3試合セットで「分析、準備、采配」の不安を露呈…森保“兼任監督“はそろそろ無理があるのでは?

清水英斗

2019.11.20

ベネズエラに負けたこと自体は想定の範囲内だが、分析、準備、采配について、森保ジャパンには大きな不安がある。写真:金子拓弥(THE DIGEST写真部)

 国際親善試合のベネズエラ戦、日本代表は1-4で大敗し、大きなブーイングを浴びた。

 試合の前から嫌な予感はあった。来年3月からカタール・ワールドカップ南米予選が始まるベネズエラにとって、日本戦はチーム作りの総仕上げにあたる。6月のコパ・アメリカ以降、ベネズエラは新戦力の組み入れを順調に進めており、直近の試合ではコロンビアに0-0で引き分け、ボリビアに4-1で勝利、トリニダード・トバゴに2-0で勝利など、結果、内容共に充実していた。普通に強い相手だ。

 一方、今回の森保ジャパンは、ベストメンバーではなく、テストメンバーだった。キルギス戦後に南野拓実や吉田麻也ら欧州組の主力をクラブへ返し、初招集4人を含む国内組のJリーガーを招集している。元々ベネズエラは、昨年に日本で対戦したとき、森保ジャパンがフルメンバーで戦ってようやく1-1で引き分けた相手だ。テストメンバーでは分が悪い。

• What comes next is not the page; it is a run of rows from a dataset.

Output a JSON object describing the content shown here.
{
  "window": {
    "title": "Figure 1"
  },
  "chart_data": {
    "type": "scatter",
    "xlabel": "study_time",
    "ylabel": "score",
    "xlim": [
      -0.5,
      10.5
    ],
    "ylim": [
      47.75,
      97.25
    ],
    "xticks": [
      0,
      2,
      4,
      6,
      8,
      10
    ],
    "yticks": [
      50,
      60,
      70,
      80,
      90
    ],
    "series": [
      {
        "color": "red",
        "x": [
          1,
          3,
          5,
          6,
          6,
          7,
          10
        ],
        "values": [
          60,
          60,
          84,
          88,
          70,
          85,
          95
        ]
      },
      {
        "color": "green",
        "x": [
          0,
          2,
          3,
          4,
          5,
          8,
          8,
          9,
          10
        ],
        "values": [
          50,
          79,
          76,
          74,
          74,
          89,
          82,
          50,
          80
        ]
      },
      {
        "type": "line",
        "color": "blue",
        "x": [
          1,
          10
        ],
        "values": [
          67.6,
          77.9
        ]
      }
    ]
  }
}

 2次予選を順調に進めたA代表にとって、これから最終予選までの1年弱は、新戦力を積み上げる時期になる。アジアカップ後も、鎌田大地や橋本拳人、永井謙佑など一部の選手は起用されたが、今後はE-1選手権、あるいは東京五輪を経て、選手がより広く発掘されることになる。ベネズエラ戦はその本格的なスタートであり、あまり結果にヒステリックになる必要はない。
 
 とはいえ。とはいえ、だ。

 もう少しベネズエラに対し、準備を出来なかったものか。彼らは空中戦に強いチームであり、過去の試合を見ても、サイドからのクロスで多くの得点を生み出していることは明らかだ。それに対する備えは充分だったのか。

 たとえば8分に先制を許した場面、ジェフェルソン・ソテルドがボールを持ったとき、室屋成は横向きになり、極端なワンサイドカットで縦に誘う1対1の体勢だった。加えて、中のドリブルコースには橋本が立っているので、ソテルドは縦しか進む方向がない。

 ところが、その誘っているはずの縦に仕掛けられると、室屋は一歩遅れた。切り返しからクロスを上げられ、佐々木翔に競り勝ったサロモン・ロンドンにあっさりとヘディングシュートを決められてしまう。